The 2005 Horizon League baseball tournament took place from May 26 through 29, near the close of the 2005 NCAA Division I baseball season. All six of the league's teams met in the double-elimination tournament held at Victory Field in Indianapolis, IN. Top seeded won their second Horizon League Championship and earned the conference's automatic bid to the 2005 NCAA Division I baseball tournament.

==Seeding and format==
The league's teams are seeded one through six based on winning percentage, using conference games only. The top two seeds receive a single bye in the double-elimination format.

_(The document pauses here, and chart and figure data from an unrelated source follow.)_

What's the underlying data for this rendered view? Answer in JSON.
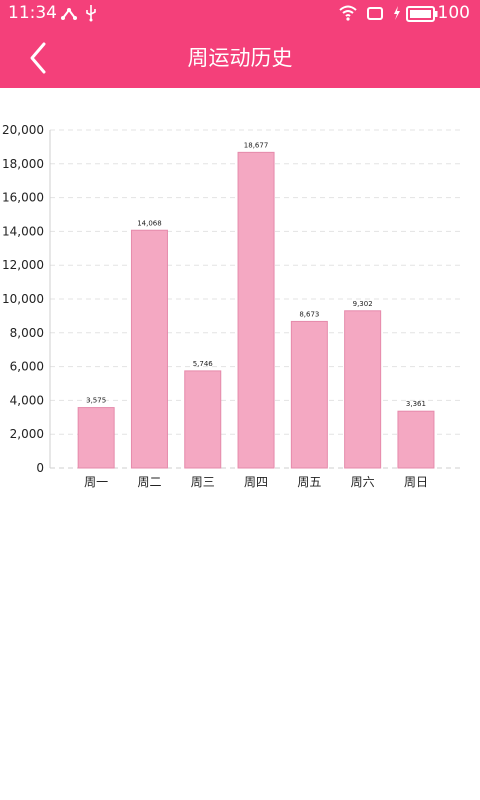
{
  "status": {
    "time": "11:34",
    "battery": "100"
  },
  "header": {
    "title": "周运动历史",
    "back_icon": "chevron-left-icon"
  },
  "colors": {
    "accent": "#f4407a",
    "bar": "#f4a8c2",
    "bar_stroke": "#e58aab",
    "grid": "#e3e3e3"
  },
  "chart_data": {
    "type": "bar",
    "categories": [
      "周一",
      "周二",
      "周三",
      "周四",
      "周五",
      "周六",
      "周日"
    ],
    "values": [
      3575,
      14068,
      5746,
      18677,
      8673,
      9302,
      3361
    ],
    "value_labels": [
      "3,575",
      "14,068",
      "5,746",
      "18,677",
      "8,673",
      "9,302",
      "3,361"
    ],
    "yticks": [
      "0",
      "2,000",
      "4,000",
      "6,000",
      "8,000",
      "10,000",
      "12,000",
      "14,000",
      "16,000",
      "18,000",
      "20,000"
    ],
    "ylim": [
      0,
      20000
    ],
    "grid": true,
    "grid_style": "dashed"
  }
}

| Team | W | L | PCT | GB | Seed |
|---|---|---|---|---|---|
| UIC | 14 | 6 | .700 | — | 1 |
| Youngstown State | 10 | 6 | .625 | 2 | 2 |
| Milwaukee | 12 | 8 | .600 | 2 | 3 |
| Wright State | 11 | 9 | .550 | 3 | 4 |
| Cleveland State | 5 | 15 | .250 | 9 | 5 |
| Butler | 4 | 12 | .250 | 8 | 6 |

==All-Tournament Team==
The following players were named to the All-Tournament Team.

| Pos. | Name | School |
| P | Zach Peterson | UIC |
| Ryan Zink | UIC |
| C | Bryan Nolte | UIC |
| 1B | Blake Kangas | Milwaukee |
| 2B | Bobby Cash | Cleveland State |
| 3B | Justin Banks | Youngstown State |
| SS | Charles Schultz | Youngstown State |
| OF | Mike Goetz | Milwaukee |
| Joe Nowicki | Milwaukee |
| Bart Babineaux | UIC |
| DH | Zak Rivera | Milwaukee |

===Most Valuable Player===
Ryan Zink was named Most Valuable Player of the Tournament. Zink was a sophomore pitcher for UIC who earned the save in the final by pitching the final three innings and allowing just one hit.